The realization of large-scale quantum networks has become a global priority at the frontier of quantum information science. As a technological backbone for these systems, the development of scalable single-photon sources tuned to rubidium transitions is of paramount importance. We report on our progress regarding the implementation of a DLCZ protocol heralded single-photon source [1] using an ensemble of cold rubidium simultaneously coupled to two optical cavities at the Stony Brook University (SBU) QIT Laboratory. Using a lambda system in the D1/D2 line, we stabilize one cavity to the F=1 to F’=1 transition. After pumping the atoms with the F=2 to F’=1 ('write') field, we observe Stokes photons emitted into the cavity mode with a rate of several kHz. We show preliminary results where these photons are used to herald the generation of Anti-Stokes photons (using a F=1 to F’=1 'read' field) into a second cavity mode coupled to the F=2 to F’=1 transition, achieving a cavity-assisted DLCZ landscape.
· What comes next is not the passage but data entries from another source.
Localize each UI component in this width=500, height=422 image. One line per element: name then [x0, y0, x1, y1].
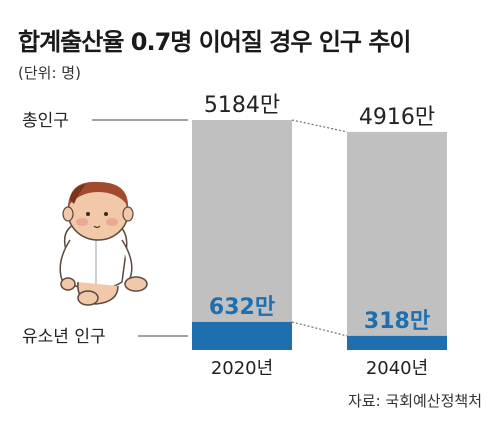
youth-connector-line [291, 321, 348, 337]
source-note: 자료: 국회예산정책처 [347, 392, 482, 410]
unit-label: (단위: 명) [18, 64, 81, 82]
youth-bar-2040년 [347, 335, 447, 350]
total-connector-line [291, 119, 348, 133]
total-series-label: 총인구 [22, 111, 69, 131]
youth-series-label: 유소년 인구 [22, 327, 106, 347]
total-bar-2040년 [347, 131, 447, 350]
youth-value-label: 318만 [364, 309, 430, 334]
youth-bar-2020년 [192, 321, 292, 350]
youth-value-label: 632만 [209, 295, 275, 320]
category-tick-label: 2020년 [211, 358, 273, 379]
category-tick-label: 2040년 [366, 358, 428, 379]
total-value-label: 4916만 [359, 105, 435, 130]
chart-title: 합계출산율 0.7명 이어질 경우 인구 추이 [18, 28, 411, 56]
total-bar-2020년 [192, 120, 292, 350]
total-value-label: 5184만 [204, 93, 280, 118]
baby-illustration [59, 181, 148, 306]
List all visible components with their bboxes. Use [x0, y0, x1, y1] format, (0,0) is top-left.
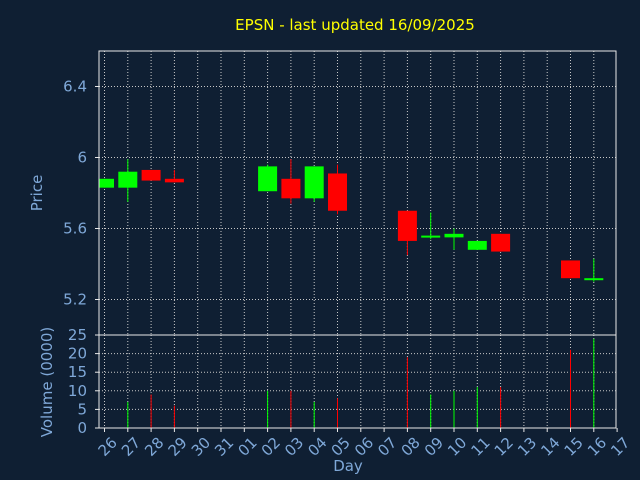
candle-body — [99, 178, 114, 188]
candle-body — [118, 171, 138, 188]
price-grid — [99, 51, 616, 335]
candle-body — [141, 169, 161, 181]
price-axis-ticks: 5.2 5.6 6 6.4 — [63, 78, 99, 309]
volume-tick-label: 15 — [68, 363, 87, 381]
chart-title: EPSN - last updated 16/09/2025 — [235, 16, 475, 34]
volume-bars — [127, 338, 595, 428]
day-axis-ticks: 2627282930310102030405060708091011121314… — [95, 428, 633, 460]
candle-body — [444, 233, 464, 238]
volume-axis-label: Volume (0000) — [38, 327, 56, 437]
day-tick-label: 17 — [607, 434, 633, 460]
price-axis-label: Price — [28, 175, 46, 212]
price-tick-label: 5.2 — [63, 291, 87, 309]
candle-body — [491, 233, 511, 252]
volume-tick-label: 20 — [68, 345, 87, 363]
volume-tick-label: 25 — [68, 326, 87, 344]
candle-body — [421, 235, 441, 238]
volume-grid — [99, 335, 616, 428]
price-tick-label: 6 — [77, 149, 87, 167]
price-tick-label: 6.4 — [63, 78, 87, 96]
candle-body — [584, 278, 604, 281]
volume-tick-label: 0 — [77, 419, 87, 437]
price-candles — [99, 159, 604, 282]
price-panel-frame — [98, 50, 617, 336]
volume-panel-frame — [98, 334, 617, 429]
volume-tick-label: 5 — [77, 400, 87, 418]
candle-body — [397, 210, 417, 241]
candle-body — [328, 173, 347, 211]
price-tick-label: 5.6 — [63, 220, 87, 238]
day-axis-label: Day — [333, 457, 363, 475]
volume-tick-label: 10 — [68, 382, 87, 400]
candle-body — [304, 166, 324, 199]
candle-body — [258, 166, 278, 192]
candle-body — [164, 178, 184, 183]
candle-body — [281, 178, 301, 199]
candle-body — [467, 240, 487, 250]
candle-body — [561, 260, 580, 279]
We are planning to combine this source with a single-photon free-space optical link between SBU and Brookhaven National Laboratory (BNL) over a line-of-sight distance of 20km. We will also report on the current progress towards transmitting these rubidium-tuned photons from SBU and storing them in a remotely located atomic quantum memory at the BNL site.

[1] L.M. Duan, et. al., Nature, 414, 6862 (2001).